Mycobacteroides saopaulense

Scientific classification
- Domain: Bacteria
- Kingdom: Bacillati
- Phylum: Actinomycetota
- Class: Actinomycetes
- Order: Mycobacteriales
- Family: Mycobacteriaceae
- Genus: Mycobacteroides
- Species: M. saopaulense
- Binomial name: Mycobacteroides saopaulense (Nogueira et al. 2015) Gupta et al. 2018
- Type strain: CCUG 66554 EPM 10906 INCQS 733 LMG 28586
- Synonyms: Mycobacterium saopaulense Nogueira et al. 2015;

= Mycobacteroides saopaulense =

- Authority: (Nogueira et al. 2015) Gupta et al. 2018
- Synonyms: Mycobacterium saopaulense Nogueira et al. 2015

Species of bacterium

Mycobacteroides saopaulense (formerly Mycobacterium saopaulense) is a species of bacteria from the phylum Actinomycetota belonging to the genus Mycobacteroides that was first isolated from a human patient undergoing LASIK surgery.
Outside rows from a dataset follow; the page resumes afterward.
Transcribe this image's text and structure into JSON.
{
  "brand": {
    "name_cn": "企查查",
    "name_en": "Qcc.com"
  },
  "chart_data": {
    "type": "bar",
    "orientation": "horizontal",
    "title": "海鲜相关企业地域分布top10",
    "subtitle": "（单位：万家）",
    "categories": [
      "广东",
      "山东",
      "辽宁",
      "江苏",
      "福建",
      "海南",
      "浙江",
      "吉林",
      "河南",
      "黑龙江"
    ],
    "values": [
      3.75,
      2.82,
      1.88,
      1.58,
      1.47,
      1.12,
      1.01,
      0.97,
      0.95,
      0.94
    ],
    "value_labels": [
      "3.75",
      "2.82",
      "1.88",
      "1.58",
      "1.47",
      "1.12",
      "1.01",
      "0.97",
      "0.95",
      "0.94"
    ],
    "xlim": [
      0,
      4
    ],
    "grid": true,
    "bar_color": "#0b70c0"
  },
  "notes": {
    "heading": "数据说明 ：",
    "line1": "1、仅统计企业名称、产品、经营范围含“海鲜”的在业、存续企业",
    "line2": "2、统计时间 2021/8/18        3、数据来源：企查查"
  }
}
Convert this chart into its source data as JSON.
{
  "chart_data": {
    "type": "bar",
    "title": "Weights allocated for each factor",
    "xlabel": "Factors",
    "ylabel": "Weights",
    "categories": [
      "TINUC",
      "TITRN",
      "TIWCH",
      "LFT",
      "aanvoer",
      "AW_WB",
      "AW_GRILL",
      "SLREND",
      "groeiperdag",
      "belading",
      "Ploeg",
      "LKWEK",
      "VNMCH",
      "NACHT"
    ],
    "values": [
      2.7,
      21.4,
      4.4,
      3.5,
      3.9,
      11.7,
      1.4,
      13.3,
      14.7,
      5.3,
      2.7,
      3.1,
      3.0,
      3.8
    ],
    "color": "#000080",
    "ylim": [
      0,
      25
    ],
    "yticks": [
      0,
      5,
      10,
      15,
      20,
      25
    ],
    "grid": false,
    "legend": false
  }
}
It has also been isolated from turtles and cows. A strain isolated from mangroves has been demonstrated to produce clavulanic acid and streptomycin. The genome of M. saopaulense contains a tRNA array that contains a long non-coding RNA called GOLDD. M. saopaulense is susceptible to amikacin, kanamycin, and clarithromycin.